Interestingly, when the first 2016 FBS college football rankings came out this week, the five schools listed after top-ranked Alabama (Clemson, Michigan, Texas A&M, Washington and Ohio State) have stronger statistical profiles in terms of freshman retention and graduation rates. Only Texas A&M has less selective admissions than Alabama, although only three percent of its undergraduates come from states outside of Texas. Alabama gets more than half of its students, including 70 of its football players, from other states.
Alabama’s public universities enroll more than 240,000 students. Outside of Alabama they draw most heavily from Florida, Georgia, Mississippi and Texas. Florida, Georgia and Texas each have two flagship state universities with more selective admissions than the University of Alabama. By pursuing non-residents aggressively, including and more aggressively using merit aid, the University of Alabama offers residents of these states the option of considering another flagship state school. It also helps that the university has a large alumni base in those states to help with recruiting as well as employment of students and recent graduates.
The most common cross shop with the University of Alabama, aside from a non-residents home state university, is Auburn University. While the decision between Alabama and Auburn might come down to an academic program, sports loyalty or proximity to Florida (Auburn is close to the border), there are some differences between the two flagship schools. Auburn also draws a significant percentage (34 percent) of its undergraduates from other states.
- Alabama is the less expensive school for those who must pay full tuition and fees. It charges residents approximately $9,600. Non-residents face a sticker price of just under $27,000. Auburn asks for about $1,000 more from a resident, about $1,800 more from an out-of-state student
- Alabama is the more selective school. Alabama accepted 54 percent of the students who wanted to join last year’s freshman class; for Auburn this was 78 percent.
- Alabama has over 10,000 more undergraduates (32,000 vs. 22,000) on a smaller (1,100 acres vs. 1,900 acres) campus.
- Auburn does better at retaining a freshman class (90 percent vs. 86 percent).
- The percentage of the class of 2009 finished on time was about the same (44% for Auburn, 41% for Alabama).
- Auburn offers cooperative education across a larger number of majors while Alabama offers it only in Engineering. Auburn’s five-year graduation rate for the class that entered in 2009 was 68 percent vs. 61 percent for Alabama.
- Alabama graduates in 2015 who took out loans owed, on average nearly $4,000 more than Auburn graduates. ($31,700 vs. $27,800). This might have been due to larger numbers of non-residents at the University of Alabama who would have paid more for their education than Alabama residents did.
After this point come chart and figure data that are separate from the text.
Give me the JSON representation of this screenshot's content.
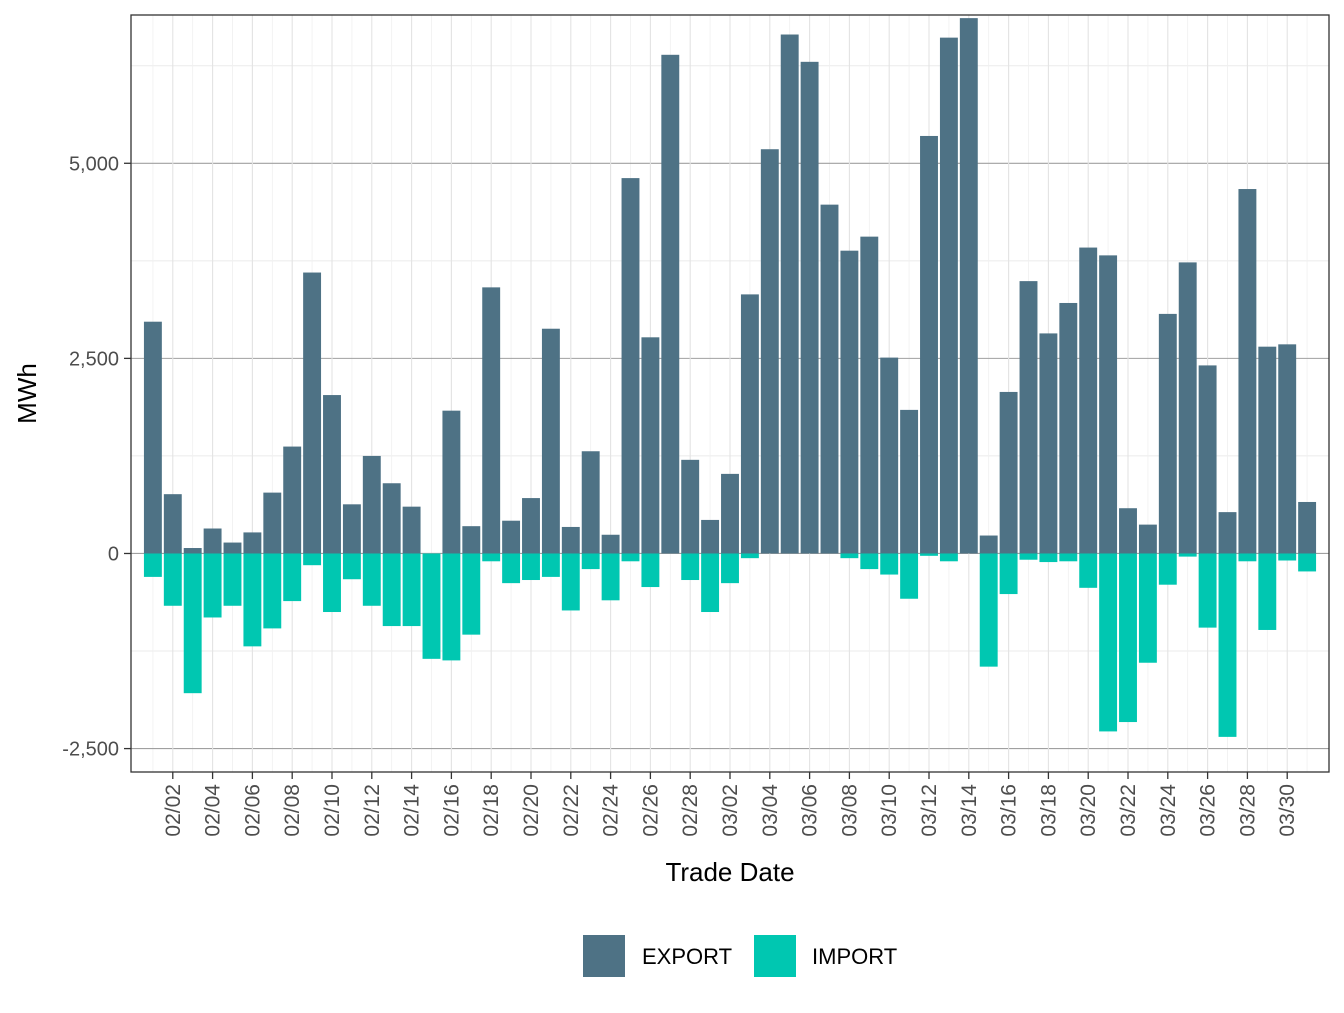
{
  "chart_data": {
    "type": "bar",
    "stacked": true,
    "title": "",
    "xlabel": "Trade Date",
    "ylabel": "MWh",
    "ylim": [
      -2800,
      6900
    ],
    "y_ticks": [
      -2500,
      0,
      2500,
      5000
    ],
    "y_tick_labels": [
      "-2,500",
      "0",
      "2,500",
      "5,000"
    ],
    "grid": true,
    "legend_position": "bottom",
    "x_tick_labels": [
      "02/02",
      "02/04",
      "02/06",
      "02/08",
      "02/10",
      "02/12",
      "02/14",
      "02/16",
      "02/18",
      "02/20",
      "02/22",
      "02/24",
      "02/26",
      "02/28",
      "03/02",
      "03/04",
      "03/06",
      "03/08",
      "03/10",
      "03/12",
      "03/14",
      "03/16",
      "03/18",
      "03/20",
      "03/22",
      "03/24",
      "03/26",
      "03/28",
      "03/30"
    ],
    "dates": [
      "02/01",
      "02/02",
      "02/03",
      "02/04",
      "02/05",
      "02/06",
      "02/07",
      "02/08",
      "02/09",
      "02/10",
      "02/11",
      "02/12",
      "02/13",
      "02/14",
      "02/15",
      "02/16",
      "02/17",
      "02/18",
      "02/19",
      "02/20",
      "02/21",
      "02/22",
      "02/23",
      "02/24",
      "02/25",
      "02/26",
      "02/27",
      "02/28",
      "03/01",
      "03/02",
      "03/03",
      "03/04",
      "03/05",
      "03/06",
      "03/07",
      "03/08",
      "03/09",
      "03/10",
      "03/11",
      "03/12",
      "03/13",
      "03/14",
      "03/15",
      "03/16",
      "03/17",
      "03/18",
      "03/19",
      "03/20",
      "03/21",
      "03/22",
      "03/23",
      "03/24",
      "03/25",
      "03/26",
      "03/27",
      "03/28",
      "03/29",
      "03/30",
      "03/31"
    ],
    "series": [
      {
        "name": "EXPORT",
        "color": "#4e7285",
        "values": [
          2970,
          760,
          70,
          320,
          140,
          270,
          780,
          1370,
          3600,
          2030,
          630,
          1250,
          900,
          600,
          0,
          1830,
          350,
          3410,
          420,
          710,
          2880,
          340,
          1310,
          240,
          4810,
          2770,
          6390,
          1200,
          430,
          1020,
          3320,
          5180,
          6650,
          6300,
          4470,
          3880,
          4060,
          2510,
          1840,
          5350,
          6610,
          6860,
          230,
          2070,
          3490,
          2820,
          3210,
          3920,
          3820,
          580,
          370,
          3070,
          3730,
          2410,
          530,
          4670,
          2650,
          2680,
          660
        ]
      },
      {
        "name": "IMPORT",
        "color": "#00c7b1",
        "values": [
          -300,
          -670,
          -1790,
          -820,
          -670,
          -1190,
          -960,
          -610,
          -150,
          -750,
          -330,
          -670,
          -930,
          -930,
          -1350,
          -1370,
          -1040,
          -100,
          -380,
          -340,
          -300,
          -730,
          -200,
          -600,
          -100,
          -430,
          0,
          -340,
          -750,
          -380,
          -60,
          0,
          0,
          0,
          0,
          -60,
          -200,
          -270,
          -580,
          -30,
          -100,
          0,
          -1450,
          -520,
          -80,
          -110,
          -100,
          -440,
          -2280,
          -2160,
          -1400,
          -400,
          -40,
          -950,
          -2350,
          -100,
          -980,
          -90,
          -230
        ]
      }
    ]
  }
}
Looking at these numbers Auburn appears to be the better buy, if you have to be a full-pay student at either school and both offer the academic program that you want. The same appears to be true if either school offered a similar scholarship. However, with the scholarships University of Alabama can win out over the home state university in many states, most notably Illinois, Michigan and Pennsylvania. It can certainly win out of the flagships in Florida or Georgia for a quality applicant who cannot qualify for the aid programs in their states. The same for the Texas resident who cannot gain admission to UT-Austin
A more generous merit aid might be attracting better students to the University of Alabama while improving the statistical profile of incoming freshman classes.
But it has not necessarily made the school the best state university in its own state.